Chinese President Xi visits Tibetans and temple in western China, calls for ethnic unity
Xi’s inspection was reportedly focused on local efforts to deepen education to forge “a strong sense of community for the Chinese nation” and strengthen the tradition of “love for both the country and the religion” of Tibetan Buddhism, as well as education support from more developed eastern provinces.
He also met provincial party and government representatives on Wednesday and stressed the province’s “great mission” to preserve ecological security, according to Xinhua.
The province shares the Tibetan Plateau with the Tibet autonomous region and is rich in petroleum, natural gas, and lithium.
The president sent a signal for ethnic unity as a plenary session of the Central Committee of the Communist Party of China – to unveil economic and social development strategies for the coming decade – is set to convene next month.
His trip came at the time when tensions are simmering between the US and China over the issue of Tibet.
A seven-member US congressional delegation met the 14th Dalai Lama, the exiled Tibetan spiritual leader whom China has described as “anti-China separatist activities under the cloak of religion”, in India on Wednesday and said they would not allow China to influence the choice of his successor and would pressure Beijing to resume talks with him.

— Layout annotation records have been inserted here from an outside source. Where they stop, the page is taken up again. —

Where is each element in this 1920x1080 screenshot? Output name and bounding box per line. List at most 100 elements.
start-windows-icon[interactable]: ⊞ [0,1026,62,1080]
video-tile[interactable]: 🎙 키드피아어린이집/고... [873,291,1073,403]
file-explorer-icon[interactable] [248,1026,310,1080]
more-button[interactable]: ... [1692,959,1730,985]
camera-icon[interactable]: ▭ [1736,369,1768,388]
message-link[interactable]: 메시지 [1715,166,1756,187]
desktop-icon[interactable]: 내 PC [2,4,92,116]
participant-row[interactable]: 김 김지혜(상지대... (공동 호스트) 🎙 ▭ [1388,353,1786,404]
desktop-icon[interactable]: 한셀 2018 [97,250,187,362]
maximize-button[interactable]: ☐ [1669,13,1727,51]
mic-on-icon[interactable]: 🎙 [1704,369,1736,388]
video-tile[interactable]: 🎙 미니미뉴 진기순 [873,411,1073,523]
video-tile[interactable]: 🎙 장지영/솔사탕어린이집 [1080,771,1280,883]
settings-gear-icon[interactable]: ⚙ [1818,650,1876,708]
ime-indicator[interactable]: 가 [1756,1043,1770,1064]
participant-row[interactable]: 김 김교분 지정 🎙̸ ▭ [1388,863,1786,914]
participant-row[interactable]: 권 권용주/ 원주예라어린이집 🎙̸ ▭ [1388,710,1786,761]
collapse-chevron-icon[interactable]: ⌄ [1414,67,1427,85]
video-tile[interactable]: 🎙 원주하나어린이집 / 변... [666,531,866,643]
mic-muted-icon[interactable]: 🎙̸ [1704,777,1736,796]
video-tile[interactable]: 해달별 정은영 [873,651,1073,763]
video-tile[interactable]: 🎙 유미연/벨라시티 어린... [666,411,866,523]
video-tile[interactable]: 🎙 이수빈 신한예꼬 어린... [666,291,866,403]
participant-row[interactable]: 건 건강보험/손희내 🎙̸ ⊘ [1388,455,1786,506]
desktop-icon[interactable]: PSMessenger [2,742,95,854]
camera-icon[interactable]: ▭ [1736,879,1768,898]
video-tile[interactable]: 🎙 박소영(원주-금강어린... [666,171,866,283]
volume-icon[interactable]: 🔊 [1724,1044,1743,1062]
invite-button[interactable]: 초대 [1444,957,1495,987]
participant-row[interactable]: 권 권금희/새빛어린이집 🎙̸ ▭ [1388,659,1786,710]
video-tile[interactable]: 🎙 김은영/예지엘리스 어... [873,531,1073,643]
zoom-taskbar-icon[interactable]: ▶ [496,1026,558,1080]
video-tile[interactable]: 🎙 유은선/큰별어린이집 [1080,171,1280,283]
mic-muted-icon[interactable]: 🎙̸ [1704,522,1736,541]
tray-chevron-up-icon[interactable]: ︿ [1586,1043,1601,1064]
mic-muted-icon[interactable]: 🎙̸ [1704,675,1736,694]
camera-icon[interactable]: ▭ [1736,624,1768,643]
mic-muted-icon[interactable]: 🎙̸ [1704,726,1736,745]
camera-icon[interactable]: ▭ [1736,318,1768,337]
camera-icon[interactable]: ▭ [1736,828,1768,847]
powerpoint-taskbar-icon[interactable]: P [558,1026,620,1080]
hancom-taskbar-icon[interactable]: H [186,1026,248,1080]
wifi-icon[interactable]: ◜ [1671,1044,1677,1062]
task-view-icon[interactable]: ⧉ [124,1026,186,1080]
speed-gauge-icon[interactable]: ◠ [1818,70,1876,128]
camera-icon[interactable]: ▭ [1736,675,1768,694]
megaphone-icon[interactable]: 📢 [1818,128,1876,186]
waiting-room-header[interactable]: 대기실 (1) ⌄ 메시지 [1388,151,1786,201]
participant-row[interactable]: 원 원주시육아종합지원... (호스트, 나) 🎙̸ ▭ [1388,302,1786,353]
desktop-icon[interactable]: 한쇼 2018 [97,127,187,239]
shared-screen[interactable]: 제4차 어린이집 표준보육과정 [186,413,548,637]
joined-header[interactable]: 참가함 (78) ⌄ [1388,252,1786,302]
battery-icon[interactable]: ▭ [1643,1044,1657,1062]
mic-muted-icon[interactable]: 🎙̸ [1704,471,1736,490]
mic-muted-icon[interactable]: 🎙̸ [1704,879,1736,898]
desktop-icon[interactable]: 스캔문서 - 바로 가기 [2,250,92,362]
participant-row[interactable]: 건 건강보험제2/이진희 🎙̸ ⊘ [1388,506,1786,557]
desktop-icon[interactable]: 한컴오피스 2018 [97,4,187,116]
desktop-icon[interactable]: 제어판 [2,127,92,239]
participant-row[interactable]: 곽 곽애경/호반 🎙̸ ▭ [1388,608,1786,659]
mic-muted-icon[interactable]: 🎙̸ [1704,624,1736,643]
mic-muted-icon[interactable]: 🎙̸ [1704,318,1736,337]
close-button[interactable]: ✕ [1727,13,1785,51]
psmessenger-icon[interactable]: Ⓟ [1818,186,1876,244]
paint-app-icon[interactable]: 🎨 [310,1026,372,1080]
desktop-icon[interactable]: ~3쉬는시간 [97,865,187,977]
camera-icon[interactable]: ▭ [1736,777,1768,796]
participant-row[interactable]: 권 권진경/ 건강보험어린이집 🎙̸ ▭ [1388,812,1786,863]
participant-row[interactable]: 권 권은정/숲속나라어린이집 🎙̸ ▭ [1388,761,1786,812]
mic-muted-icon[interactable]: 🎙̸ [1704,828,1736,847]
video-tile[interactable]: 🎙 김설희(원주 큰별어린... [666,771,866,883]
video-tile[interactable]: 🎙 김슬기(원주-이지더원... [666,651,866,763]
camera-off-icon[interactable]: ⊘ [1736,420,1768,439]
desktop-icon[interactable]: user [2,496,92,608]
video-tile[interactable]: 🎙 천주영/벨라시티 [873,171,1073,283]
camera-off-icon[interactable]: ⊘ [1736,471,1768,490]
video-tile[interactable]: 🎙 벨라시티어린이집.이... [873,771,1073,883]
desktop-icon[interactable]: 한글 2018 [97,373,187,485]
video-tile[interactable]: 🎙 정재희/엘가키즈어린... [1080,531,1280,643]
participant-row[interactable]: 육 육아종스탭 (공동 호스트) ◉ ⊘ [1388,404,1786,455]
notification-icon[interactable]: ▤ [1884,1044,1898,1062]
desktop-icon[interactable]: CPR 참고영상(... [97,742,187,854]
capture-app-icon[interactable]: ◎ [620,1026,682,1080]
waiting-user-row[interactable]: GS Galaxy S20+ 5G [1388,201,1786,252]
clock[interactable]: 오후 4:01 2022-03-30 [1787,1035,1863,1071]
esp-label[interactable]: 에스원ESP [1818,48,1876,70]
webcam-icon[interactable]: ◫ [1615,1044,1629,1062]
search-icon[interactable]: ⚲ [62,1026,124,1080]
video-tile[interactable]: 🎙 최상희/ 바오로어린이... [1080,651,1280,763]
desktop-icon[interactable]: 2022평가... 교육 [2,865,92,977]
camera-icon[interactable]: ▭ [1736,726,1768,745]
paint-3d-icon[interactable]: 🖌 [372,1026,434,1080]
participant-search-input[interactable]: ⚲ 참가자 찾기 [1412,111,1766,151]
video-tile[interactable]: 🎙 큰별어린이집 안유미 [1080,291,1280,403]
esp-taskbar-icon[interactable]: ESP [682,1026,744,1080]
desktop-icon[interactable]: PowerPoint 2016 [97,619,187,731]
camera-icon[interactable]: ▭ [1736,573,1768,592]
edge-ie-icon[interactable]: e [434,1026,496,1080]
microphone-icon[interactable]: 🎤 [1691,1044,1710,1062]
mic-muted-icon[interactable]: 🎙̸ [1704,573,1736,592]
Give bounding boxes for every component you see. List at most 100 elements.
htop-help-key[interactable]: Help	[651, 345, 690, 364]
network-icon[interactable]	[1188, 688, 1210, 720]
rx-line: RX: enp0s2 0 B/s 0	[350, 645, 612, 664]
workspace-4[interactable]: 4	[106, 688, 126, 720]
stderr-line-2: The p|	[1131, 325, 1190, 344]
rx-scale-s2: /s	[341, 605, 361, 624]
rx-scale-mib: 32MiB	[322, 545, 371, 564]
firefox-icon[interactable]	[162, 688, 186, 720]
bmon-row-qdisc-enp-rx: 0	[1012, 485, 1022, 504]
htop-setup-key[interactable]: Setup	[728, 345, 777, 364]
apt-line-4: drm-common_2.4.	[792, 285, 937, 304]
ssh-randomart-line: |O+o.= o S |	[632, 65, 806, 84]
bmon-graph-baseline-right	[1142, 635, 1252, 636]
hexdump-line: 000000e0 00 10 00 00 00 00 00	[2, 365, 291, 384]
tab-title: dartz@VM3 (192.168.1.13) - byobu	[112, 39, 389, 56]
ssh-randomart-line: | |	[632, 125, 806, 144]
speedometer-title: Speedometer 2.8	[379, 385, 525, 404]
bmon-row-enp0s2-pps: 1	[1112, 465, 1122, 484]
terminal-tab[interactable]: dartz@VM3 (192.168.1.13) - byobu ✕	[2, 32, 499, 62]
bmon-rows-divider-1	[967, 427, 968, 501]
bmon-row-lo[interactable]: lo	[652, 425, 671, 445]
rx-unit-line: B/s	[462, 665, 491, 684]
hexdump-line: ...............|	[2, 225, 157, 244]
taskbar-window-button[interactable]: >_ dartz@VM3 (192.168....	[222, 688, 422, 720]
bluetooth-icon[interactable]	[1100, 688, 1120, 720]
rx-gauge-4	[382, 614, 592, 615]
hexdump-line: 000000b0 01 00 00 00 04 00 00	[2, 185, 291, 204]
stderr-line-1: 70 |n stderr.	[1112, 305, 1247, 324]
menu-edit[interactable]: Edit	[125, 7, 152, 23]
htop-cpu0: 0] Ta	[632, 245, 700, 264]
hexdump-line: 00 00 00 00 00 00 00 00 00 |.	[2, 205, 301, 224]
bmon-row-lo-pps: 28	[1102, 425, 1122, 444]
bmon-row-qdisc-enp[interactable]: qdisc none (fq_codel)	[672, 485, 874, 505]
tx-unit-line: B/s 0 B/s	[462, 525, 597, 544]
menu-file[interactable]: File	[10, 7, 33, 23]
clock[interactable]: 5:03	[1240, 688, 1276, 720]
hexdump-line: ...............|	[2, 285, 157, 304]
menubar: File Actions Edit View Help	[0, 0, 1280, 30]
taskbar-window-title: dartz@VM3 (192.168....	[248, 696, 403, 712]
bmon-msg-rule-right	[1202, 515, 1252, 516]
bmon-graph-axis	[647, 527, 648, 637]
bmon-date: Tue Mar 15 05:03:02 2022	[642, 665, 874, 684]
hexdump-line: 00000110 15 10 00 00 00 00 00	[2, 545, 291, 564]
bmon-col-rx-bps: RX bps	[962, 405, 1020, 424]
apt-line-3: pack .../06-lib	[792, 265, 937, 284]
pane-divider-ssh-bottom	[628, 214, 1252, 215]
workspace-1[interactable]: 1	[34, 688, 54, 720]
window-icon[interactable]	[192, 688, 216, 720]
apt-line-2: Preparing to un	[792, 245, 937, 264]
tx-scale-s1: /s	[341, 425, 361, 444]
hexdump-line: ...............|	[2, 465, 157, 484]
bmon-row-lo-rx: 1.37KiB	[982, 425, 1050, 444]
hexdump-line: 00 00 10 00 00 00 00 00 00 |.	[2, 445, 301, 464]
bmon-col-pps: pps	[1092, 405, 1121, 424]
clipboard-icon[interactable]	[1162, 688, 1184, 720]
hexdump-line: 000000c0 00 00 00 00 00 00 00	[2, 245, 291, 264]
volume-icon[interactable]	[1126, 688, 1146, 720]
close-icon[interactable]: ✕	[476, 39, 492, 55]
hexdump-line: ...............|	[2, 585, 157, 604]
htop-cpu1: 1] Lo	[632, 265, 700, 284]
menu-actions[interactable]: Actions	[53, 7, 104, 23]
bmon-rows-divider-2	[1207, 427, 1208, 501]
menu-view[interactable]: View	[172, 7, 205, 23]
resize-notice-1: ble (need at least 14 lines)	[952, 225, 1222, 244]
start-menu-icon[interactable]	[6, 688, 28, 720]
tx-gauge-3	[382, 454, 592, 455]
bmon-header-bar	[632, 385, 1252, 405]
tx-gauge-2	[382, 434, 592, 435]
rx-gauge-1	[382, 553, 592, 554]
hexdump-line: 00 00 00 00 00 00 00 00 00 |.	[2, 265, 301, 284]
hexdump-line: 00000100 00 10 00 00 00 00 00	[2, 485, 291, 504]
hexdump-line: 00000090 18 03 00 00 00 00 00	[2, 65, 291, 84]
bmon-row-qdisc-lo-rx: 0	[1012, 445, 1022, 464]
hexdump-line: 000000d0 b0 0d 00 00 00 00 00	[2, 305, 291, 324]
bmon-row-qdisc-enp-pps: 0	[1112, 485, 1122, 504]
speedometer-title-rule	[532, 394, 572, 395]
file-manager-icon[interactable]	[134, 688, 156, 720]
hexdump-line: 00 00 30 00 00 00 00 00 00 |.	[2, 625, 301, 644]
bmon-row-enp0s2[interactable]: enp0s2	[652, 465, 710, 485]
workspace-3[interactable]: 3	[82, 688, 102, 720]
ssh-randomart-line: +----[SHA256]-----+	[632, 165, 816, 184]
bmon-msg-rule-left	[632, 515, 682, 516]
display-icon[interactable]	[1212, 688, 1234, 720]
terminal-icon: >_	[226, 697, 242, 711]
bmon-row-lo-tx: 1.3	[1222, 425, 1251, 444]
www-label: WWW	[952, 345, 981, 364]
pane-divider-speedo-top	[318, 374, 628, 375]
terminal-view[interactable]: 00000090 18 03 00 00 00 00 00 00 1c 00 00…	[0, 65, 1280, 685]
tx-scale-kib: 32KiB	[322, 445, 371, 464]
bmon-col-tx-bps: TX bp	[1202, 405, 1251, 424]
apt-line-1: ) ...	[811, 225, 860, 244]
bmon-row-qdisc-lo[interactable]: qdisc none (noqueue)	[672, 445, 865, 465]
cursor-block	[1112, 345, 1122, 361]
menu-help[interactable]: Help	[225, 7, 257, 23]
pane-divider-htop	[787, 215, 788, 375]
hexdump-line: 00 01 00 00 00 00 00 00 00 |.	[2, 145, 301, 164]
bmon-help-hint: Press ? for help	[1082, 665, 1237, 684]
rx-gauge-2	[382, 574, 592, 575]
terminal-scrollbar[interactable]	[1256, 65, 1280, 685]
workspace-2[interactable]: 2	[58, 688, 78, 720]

The Dalai Lama, who fled China during the Tibetan Uprising in 1959, will turn 89 next month. Beijing has blamed him for bouts of ethnic unrest in Lhasa, the Tibetan capital, in the 1980s and again in 2008, upheaval that human rights groups blamed on the government’s repressive religious policies.
The Dalai Lama was born in Qinghai, where about half those living in the sparsely populated and remote inland province are non-Han Chinese, and most of those are Tibetan.
Xi last visited the province three years ago, when he described the northwestern province as “a strategic key place in maintaining stability in Xinjiang and Tibet”.

The Panchen Lama is considered the most revered religious leader of Tibet after the Dalai Lama.
Xi Zhongxun met the 10th Panchen Lama at Hongjue Temple on December 15, 1951, to discuss details of the Panchen Lama’s return trip as part of a treaty signed by Beijing and Tibet that year.
“They spoke for three hours in the temple, discussed a series of important matters, including the further implementation of the agreement on the peaceful liberation of Tibet and the specific arrangements for the 10th Panchen Lama’s visit to Tibet,” Xie said.
“That was one of the most significant meetings that forged the friendship between Xi Zhongxun and the Panchen Lama that lasted for more than four decades.”
A Qinghai official said the temple still kept Xi Zhongxun and the Panchen Lama’s meeting room untouched as a memorial to mark a historic friendship between the party leadership and Tibetan religious leaders.
Besides the senior Xi’s meeting with the Panchen Lama, Hongjue Temple has been a key historical gateway of communication and interaction between China’s central government and Tibetan Buddhist leaders, according to an ethnic and religious affairs researcher from the Chinese Academic of Social Sciences.
“When Princess Wencheng travelled to Tibet to marry the then Tibetan king Songtsen Gampo, she made a stop at Xining for a month to get herself ready for the higher altitude in Tibet around 641 AD. The stop later became Hongjue Temple,” the researcher said.
Many Panchen Lamas stayed in the temple after it was built in the Song dynasty.